The claim that Hitler had a child with a French farm worker whilst on leave from the German army in World War I is backed up by new evidence from the University of Heidelberg.

Jean-Marie Loret claimed to be the illegitimate child of Adolf Hitler and Charlotte Lobjoie, the result of a brief relationship after they met in Fournes-en-Weppes near Wavrin, France. According to Loret's mother, she was making hay with other women when they saw a young German officer at the edge of the field. He had a sketch pad, and they were curious as to what he was drawing. Lobjoie, no more than 16 or 17 at the time, was designated to address the young officer.

Loret collected information from two studies; one conducted by the University of Heidelberg in 1981 and another conducted by a handwriting analyst that showed Loret's blood type and handwriting, respectively, were strikingly similar to the Nazi Germany dictator who died childless in 1945 at age 56.

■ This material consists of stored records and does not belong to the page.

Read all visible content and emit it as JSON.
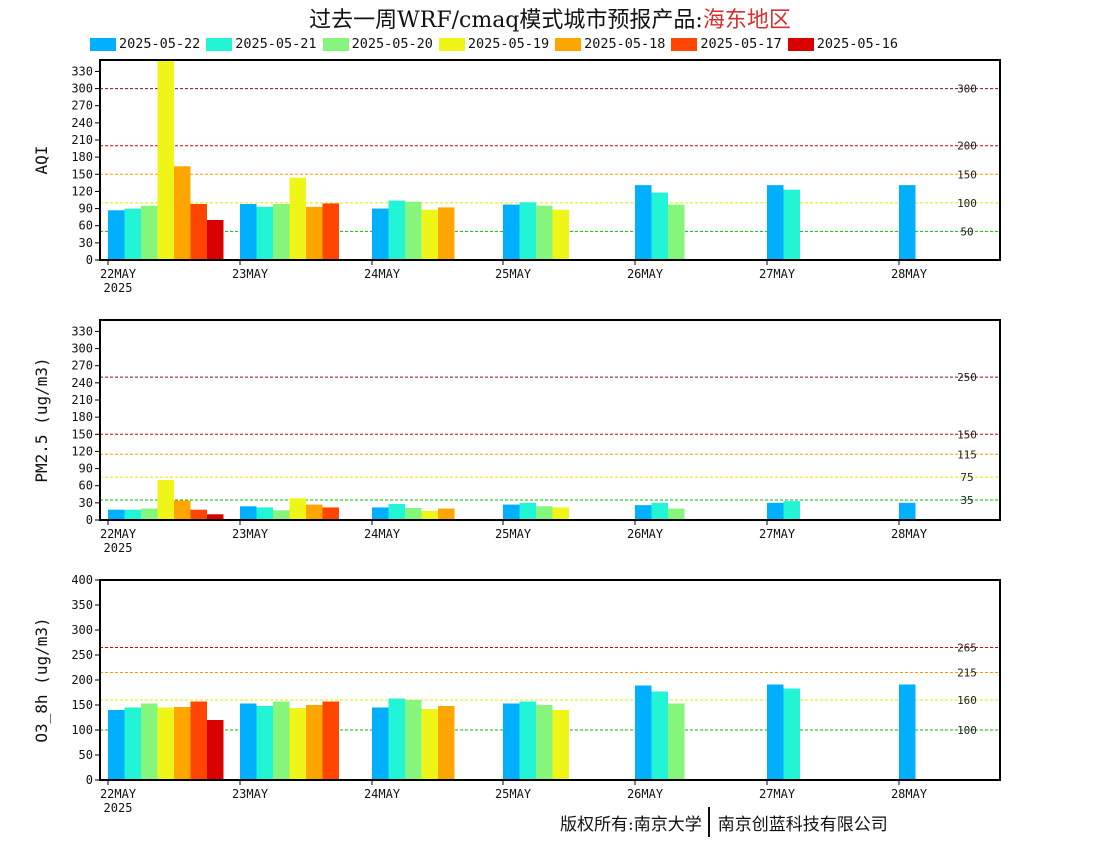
{
  "title": {
    "main": "过去一周WRF/cmaq模式城市预报产品:",
    "region": "海东地区"
  },
  "legend": [
    {
      "label": "2025-05-22",
      "color": "#00b0ff"
    },
    {
      "label": "2025-05-21",
      "color": "#22f5d5"
    },
    {
      "label": "2025-05-20",
      "color": "#86f57c"
    },
    {
      "label": "2025-05-19",
      "color": "#eef517"
    },
    {
      "label": "2025-05-18",
      "color": "#ffa500"
    },
    {
      "label": "2025-05-17",
      "color": "#ff4500"
    },
    {
      "label": "2025-05-16",
      "color": "#d80000"
    }
  ],
  "footer": {
    "left": "版权所有:南京大学",
    "right": "南京创蓝科技有限公司"
  },
  "chart_data": [
    {
      "type": "bar",
      "ylabel": "AQI",
      "ylim": [
        0,
        350
      ],
      "yticks": [
        0,
        30,
        60,
        90,
        120,
        150,
        180,
        210,
        240,
        270,
        300,
        330
      ],
      "categories": [
        "22MAY",
        "23MAY",
        "24MAY",
        "25MAY",
        "26MAY",
        "27MAY",
        "28MAY"
      ],
      "year_label": "2025",
      "thresholds": [
        {
          "value": 50,
          "label": "50",
          "color": "#00c000"
        },
        {
          "value": 100,
          "label": "100",
          "color": "#e8e800"
        },
        {
          "value": 150,
          "label": "150",
          "color": "#ff9900"
        },
        {
          "value": 200,
          "label": "200",
          "color": "#dd0000"
        },
        {
          "value": 300,
          "label": "300",
          "color": "#990044"
        }
      ],
      "series": [
        {
          "name": "2025-05-22",
          "values": [
            87,
            98,
            90,
            97,
            131,
            131,
            131
          ]
        },
        {
          "name": "2025-05-21",
          "values": [
            90,
            93,
            104,
            101,
            118,
            123,
            null
          ]
        },
        {
          "name": "2025-05-20",
          "values": [
            95,
            98,
            102,
            95,
            97,
            null,
            null
          ]
        },
        {
          "name": "2025-05-19",
          "values": [
            350,
            144,
            88,
            88,
            null,
            null,
            null
          ]
        },
        {
          "name": "2025-05-18",
          "values": [
            164,
            93,
            92,
            null,
            null,
            null,
            null
          ]
        },
        {
          "name": "2025-05-17",
          "values": [
            98,
            99,
            null,
            null,
            null,
            null,
            null
          ]
        },
        {
          "name": "2025-05-16",
          "values": [
            70,
            null,
            null,
            null,
            null,
            null,
            null
          ]
        }
      ]
    },
    {
      "type": "bar",
      "ylabel": "PM2.5 (ug/m3)",
      "ylim": [
        0,
        350
      ],
      "yticks": [
        0,
        30,
        60,
        90,
        120,
        150,
        180,
        210,
        240,
        270,
        300,
        330
      ],
      "categories": [
        "22MAY",
        "23MAY",
        "24MAY",
        "25MAY",
        "26MAY",
        "27MAY",
        "28MAY"
      ],
      "year_label": "2025",
      "thresholds": [
        {
          "value": 35,
          "label": "35",
          "color": "#00c000"
        },
        {
          "value": 75,
          "label": "75",
          "color": "#e8e800"
        },
        {
          "value": 115,
          "label": "115",
          "color": "#ff9900"
        },
        {
          "value": 150,
          "label": "150",
          "color": "#dd0000"
        },
        {
          "value": 250,
          "label": "250",
          "color": "#990044"
        }
      ],
      "series": [
        {
          "name": "2025-05-22",
          "values": [
            18,
            24,
            22,
            27,
            26,
            30,
            30
          ]
        },
        {
          "name": "2025-05-21",
          "values": [
            18,
            22,
            28,
            30,
            30,
            33,
            null
          ]
        },
        {
          "name": "2025-05-20",
          "values": [
            20,
            17,
            21,
            24,
            20,
            null,
            null
          ]
        },
        {
          "name": "2025-05-19",
          "values": [
            70,
            38,
            16,
            22,
            null,
            null,
            null
          ]
        },
        {
          "name": "2025-05-18",
          "values": [
            34,
            27,
            20,
            null,
            null,
            null,
            null
          ]
        },
        {
          "name": "2025-05-17",
          "values": [
            18,
            22,
            null,
            null,
            null,
            null,
            null
          ]
        },
        {
          "name": "2025-05-16",
          "values": [
            10,
            null,
            null,
            null,
            null,
            null,
            null
          ]
        }
      ]
    },
    {
      "type": "bar",
      "ylabel": "O3_8h (ug/m3)",
      "ylim": [
        0,
        400
      ],
      "yticks": [
        0,
        50,
        100,
        150,
        200,
        250,
        300,
        350,
        400
      ],
      "categories": [
        "22MAY",
        "23MAY",
        "24MAY",
        "25MAY",
        "26MAY",
        "27MAY",
        "28MAY"
      ],
      "year_label": "2025",
      "thresholds": [
        {
          "value": 100,
          "label": "100",
          "color": "#00c000"
        },
        {
          "value": 160,
          "label": "160",
          "color": "#e8e800"
        },
        {
          "value": 215,
          "label": "215",
          "color": "#ff9900"
        },
        {
          "value": 265,
          "label": "265",
          "color": "#dd0000"
        }
      ],
      "series": [
        {
          "name": "2025-05-22",
          "values": [
            140,
            153,
            145,
            153,
            189,
            191,
            191
          ]
        },
        {
          "name": "2025-05-21",
          "values": [
            145,
            148,
            163,
            157,
            177,
            183,
            null
          ]
        },
        {
          "name": "2025-05-20",
          "values": [
            153,
            157,
            160,
            150,
            153,
            null,
            null
          ]
        },
        {
          "name": "2025-05-19",
          "values": [
            145,
            144,
            142,
            140,
            null,
            null,
            null
          ]
        },
        {
          "name": "2025-05-18",
          "values": [
            146,
            150,
            148,
            null,
            null,
            null,
            null
          ]
        },
        {
          "name": "2025-05-17",
          "values": [
            157,
            157,
            null,
            null,
            null,
            null,
            null
          ]
        },
        {
          "name": "2025-05-16",
          "values": [
            120,
            null,
            null,
            null,
            null,
            null,
            null
          ]
        }
      ]
    }
  ]
}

The evidence is inconclusive but Loret's story itself was riveting enough to warrant some investigation. The French newspaper Le Pointe published an account last week of Loret's story, as he told Parisian lawyer Francois Gibault in 1979.

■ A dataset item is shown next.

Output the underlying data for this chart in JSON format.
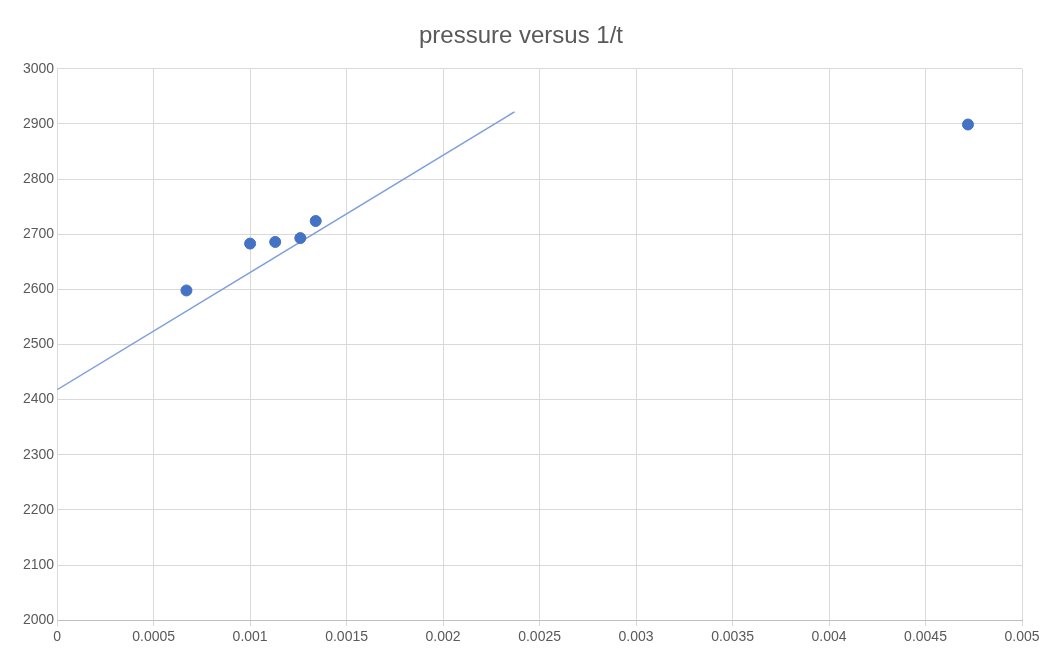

Le Pointe retells Gibault's reaction to Loret's claim: "Master, I am the son of Hitler! Tell me what I should do," Gibault told Le Pointe.

According to Le Pointe, the "Paris lawyer, does not believe his ears. The man before him is rather large, speaks perfect French without an accent, and is not a crackpot. His inspiring story is no less true."

Loret claimed that his mother, Lobojoie Charlotte, met Hitler in 1914, when he was a corporal in the German army and she was 16. She described Hitler as "attentive and friendly." She and Hitler would take walks in the countryside, although conversation often was complicated by their language barrier. Yet, despite their differences, after an inebriated night in June 1917, little Jean-Marie was born in March 1918, according to Loret.

Neither Loret nor the rest of his mother's family knew of the circumstances of his birth until the early 1950s when she confessed to her son that Hitler was his father. She had given her only son up for adoption in 1930 but stayed in touch with him, according to Loret.

After this realization, according to LePointe, Loret began his journey to find out if the story was true, researching with a near-manic determination. He enlisted geneticists, handwriting experts and historians. He wrote a book, "Your Father's Name Was Hitler," that details that journey. It will now be republished to include the new studies that Loret believed confirmed his claim.